Global categories
Trenerzy po meczu Widzew - Garbarnia
Łukasz Surma (Garbarnia):
Otoczka spotkania była dziś naprawdę niesamowita. Występ przed taką publicznością to dla nas ogromna nobilitacja ale również i nowość. Obawiałem się, czy wytrzymamy to spotkanie mentalnie. Moi piłkarze pokazali charakter, nie bali się podjąć walki z faworytem. Myślę, że remis jest wynikiem zasłużonym. Były fazy meczu, gdzie kontrolowaliśmy to spotkanie. Musieliśmy szczególnie uważać na Wolsztyńskiego oraz Robaka. Są to zawodnicy, którzy potrafią przechylić szalę zwycięstwa na korzyść Widzewa. Stracona bramka nie wprowadziła w nasze szeregi nerwowości. Próbowaliśmy grać do przodu i odrobić straty. Musimy pracować, aby momentów dekoncentracji z naszej strony, których dzisiaj nie zabrakło, było jak najmniej.

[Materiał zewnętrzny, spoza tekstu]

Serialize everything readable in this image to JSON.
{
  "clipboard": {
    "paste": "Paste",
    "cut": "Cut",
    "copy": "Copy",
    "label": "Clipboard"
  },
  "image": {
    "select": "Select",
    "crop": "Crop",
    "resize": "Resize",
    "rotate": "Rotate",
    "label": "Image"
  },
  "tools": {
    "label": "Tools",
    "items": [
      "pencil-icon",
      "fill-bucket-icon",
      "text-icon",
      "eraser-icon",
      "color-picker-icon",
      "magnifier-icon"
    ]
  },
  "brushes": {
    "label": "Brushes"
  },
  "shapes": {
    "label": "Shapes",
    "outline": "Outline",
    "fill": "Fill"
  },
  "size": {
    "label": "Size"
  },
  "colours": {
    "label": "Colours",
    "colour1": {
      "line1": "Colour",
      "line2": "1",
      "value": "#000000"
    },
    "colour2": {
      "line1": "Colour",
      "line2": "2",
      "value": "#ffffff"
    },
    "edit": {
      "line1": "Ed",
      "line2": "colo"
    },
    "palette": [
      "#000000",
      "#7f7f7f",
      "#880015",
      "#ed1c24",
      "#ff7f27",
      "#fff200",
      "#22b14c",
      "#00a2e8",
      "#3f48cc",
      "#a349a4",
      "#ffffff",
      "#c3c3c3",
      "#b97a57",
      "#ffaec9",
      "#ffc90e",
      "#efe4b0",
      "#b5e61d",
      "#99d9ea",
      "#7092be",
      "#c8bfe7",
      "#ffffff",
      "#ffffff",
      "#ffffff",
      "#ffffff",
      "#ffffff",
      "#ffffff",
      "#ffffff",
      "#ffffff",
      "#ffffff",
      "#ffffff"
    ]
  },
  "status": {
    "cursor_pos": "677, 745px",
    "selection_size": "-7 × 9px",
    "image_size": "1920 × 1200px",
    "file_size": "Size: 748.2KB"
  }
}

Marcin Kaczmarek (Widzew):
Czujemy niedosyt po tym spotkaniu. Liczyliśmy na zdobycie trzech punktów. Oddaliśmy więcej strzałów od rywala, zrobiliśmy więcej, aby wygrać, objęliśmy prowadzenie. Gdy przejęliśmy kontrolę nad spotkaniem, przydarzył nam się błąd, który skutkował stratą bramki. W pierwszej połowie mieliśmy pewne problemy w środku pola. W drugiej części spotkania pod tym względem wyglądaliśmy już lepiej. Moim zdaniem miarą wydarzeń boiskowych są stworzone sytuacje - tych mieliśmy więcej i powinniśmy wygrać dzisiejsze spotkanie. Szwankowało u nas nieco ostatnie podanie, brakowało nieco dokładności przy bezpośrednich zagraniach z drugiej linii.